Cycling is full of great races, The Tour, the Giro, Paris-Roubaix. These are tough, and few have the capacity to win, but these are all undertaken with lots of other riders. There is one cycling record that is even more gruelling than these; The Hour. Those that have set a new record join an elite club; those that have won the Tour de France and set a record are the crème de la crème.
On paper it looks simple enough, how far can you cycle for one hour. But this is one of cycling and sports toughest events mentally and physically. If you start hard and fast you’ll fade by the end, if you start slow, then you’ll never be able to reach your target. It is a discipline that requires a metronomic speed around the track with fraction of second differences each lap. Many riders who have undertaken, including the great Merckx, it say it is the hardest thing that they have ever done.

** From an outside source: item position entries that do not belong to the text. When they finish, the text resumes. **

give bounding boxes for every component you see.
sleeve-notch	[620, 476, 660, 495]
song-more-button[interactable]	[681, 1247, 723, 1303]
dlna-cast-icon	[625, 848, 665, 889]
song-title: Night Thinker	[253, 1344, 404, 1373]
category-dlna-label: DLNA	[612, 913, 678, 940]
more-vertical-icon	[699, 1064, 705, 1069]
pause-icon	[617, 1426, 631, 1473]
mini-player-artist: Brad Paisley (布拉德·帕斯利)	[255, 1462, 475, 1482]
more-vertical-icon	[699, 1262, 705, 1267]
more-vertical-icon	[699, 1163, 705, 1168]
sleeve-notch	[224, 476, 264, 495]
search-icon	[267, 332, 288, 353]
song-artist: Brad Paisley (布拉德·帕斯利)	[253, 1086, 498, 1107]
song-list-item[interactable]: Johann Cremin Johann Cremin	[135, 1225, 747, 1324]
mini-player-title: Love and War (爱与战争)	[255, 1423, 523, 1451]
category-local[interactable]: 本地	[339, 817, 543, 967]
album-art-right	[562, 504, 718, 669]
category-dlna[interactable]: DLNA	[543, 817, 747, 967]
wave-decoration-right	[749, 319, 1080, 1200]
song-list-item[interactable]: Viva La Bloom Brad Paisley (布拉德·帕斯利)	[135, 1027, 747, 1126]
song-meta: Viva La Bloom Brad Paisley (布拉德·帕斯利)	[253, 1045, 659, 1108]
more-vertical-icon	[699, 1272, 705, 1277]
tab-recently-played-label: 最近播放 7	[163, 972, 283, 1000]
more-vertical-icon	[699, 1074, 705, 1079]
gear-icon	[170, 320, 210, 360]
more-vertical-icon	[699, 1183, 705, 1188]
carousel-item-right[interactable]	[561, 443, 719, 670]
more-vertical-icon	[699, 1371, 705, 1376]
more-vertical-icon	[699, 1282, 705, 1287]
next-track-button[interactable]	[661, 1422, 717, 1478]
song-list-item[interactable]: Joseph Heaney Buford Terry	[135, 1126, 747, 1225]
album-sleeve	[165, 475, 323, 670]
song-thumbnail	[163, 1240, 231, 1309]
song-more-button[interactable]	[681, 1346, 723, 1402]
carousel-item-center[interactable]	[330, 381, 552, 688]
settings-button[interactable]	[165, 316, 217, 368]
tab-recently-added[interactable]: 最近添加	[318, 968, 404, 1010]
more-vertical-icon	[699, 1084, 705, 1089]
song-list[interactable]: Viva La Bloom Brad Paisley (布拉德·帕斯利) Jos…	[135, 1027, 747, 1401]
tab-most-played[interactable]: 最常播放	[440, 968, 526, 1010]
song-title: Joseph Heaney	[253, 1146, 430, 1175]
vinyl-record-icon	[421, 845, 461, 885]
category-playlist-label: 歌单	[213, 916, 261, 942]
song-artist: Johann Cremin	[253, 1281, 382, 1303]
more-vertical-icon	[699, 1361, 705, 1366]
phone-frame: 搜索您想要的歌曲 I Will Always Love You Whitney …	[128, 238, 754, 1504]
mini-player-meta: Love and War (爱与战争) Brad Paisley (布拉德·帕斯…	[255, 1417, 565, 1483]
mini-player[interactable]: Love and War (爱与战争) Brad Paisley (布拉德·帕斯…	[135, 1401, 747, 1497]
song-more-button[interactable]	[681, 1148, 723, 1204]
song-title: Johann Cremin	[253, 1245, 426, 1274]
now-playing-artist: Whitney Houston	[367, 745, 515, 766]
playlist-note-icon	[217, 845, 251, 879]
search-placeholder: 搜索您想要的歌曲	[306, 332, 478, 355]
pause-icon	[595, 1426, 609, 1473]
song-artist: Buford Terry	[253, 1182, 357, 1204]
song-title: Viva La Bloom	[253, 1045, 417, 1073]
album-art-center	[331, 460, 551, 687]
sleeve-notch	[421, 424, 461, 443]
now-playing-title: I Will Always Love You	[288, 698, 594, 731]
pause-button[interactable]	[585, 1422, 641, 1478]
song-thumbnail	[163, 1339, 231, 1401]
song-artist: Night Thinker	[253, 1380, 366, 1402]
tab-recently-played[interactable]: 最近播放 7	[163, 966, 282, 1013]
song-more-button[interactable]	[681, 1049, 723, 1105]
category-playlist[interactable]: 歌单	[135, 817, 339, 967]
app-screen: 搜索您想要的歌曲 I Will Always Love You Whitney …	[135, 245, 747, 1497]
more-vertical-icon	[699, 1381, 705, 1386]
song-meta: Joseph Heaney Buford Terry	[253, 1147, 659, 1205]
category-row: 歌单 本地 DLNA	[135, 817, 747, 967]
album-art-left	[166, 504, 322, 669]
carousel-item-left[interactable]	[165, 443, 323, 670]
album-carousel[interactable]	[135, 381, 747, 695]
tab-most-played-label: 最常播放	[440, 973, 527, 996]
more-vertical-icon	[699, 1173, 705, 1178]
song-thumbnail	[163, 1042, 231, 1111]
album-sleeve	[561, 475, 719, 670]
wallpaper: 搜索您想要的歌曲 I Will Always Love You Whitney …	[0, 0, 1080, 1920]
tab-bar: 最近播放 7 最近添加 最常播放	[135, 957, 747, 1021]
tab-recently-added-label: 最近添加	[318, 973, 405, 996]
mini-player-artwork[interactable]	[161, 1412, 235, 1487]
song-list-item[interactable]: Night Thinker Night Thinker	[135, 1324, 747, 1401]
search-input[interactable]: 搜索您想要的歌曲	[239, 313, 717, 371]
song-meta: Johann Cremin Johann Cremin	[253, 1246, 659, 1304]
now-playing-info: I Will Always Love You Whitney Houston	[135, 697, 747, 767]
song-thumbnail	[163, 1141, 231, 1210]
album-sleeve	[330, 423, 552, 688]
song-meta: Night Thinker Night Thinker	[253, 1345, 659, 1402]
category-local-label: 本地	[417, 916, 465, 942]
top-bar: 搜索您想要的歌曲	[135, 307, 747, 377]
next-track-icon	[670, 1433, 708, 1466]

The UCI have changed the rules several times on the type of bike and position the rider can use. They can now ride with a regular time trial machine. Naturally the bike Wiggo uses is very technical advanced. They spent a large fortune on the Pinarello Bolide and is pure excellence for the bike geek, it includes custom printed titanium set of handlebars, reduced friction chain, redesigned front fork and a carbon frame designed in conjunction with Jaguar. It is a thing of beauty.
He takes us behind the preparation for this attempt. But as a team they had nothing to go on, so they designed their own programme building of stamina and utilising the famous ‘marginal gains’ that UK cycling is now known for. Scattered throughout the book is profiles of those that have taken on this challenge and won; these men were heroes of Wiggins, and with this he joins their ranks. The photography in the book is brilliant, there is a mix of informal portraits, arty bike shots and dynamic image as he hurtles around the velodrome. It is a really enjoyable read by one of my favourite sportsmen as he takes on that clock.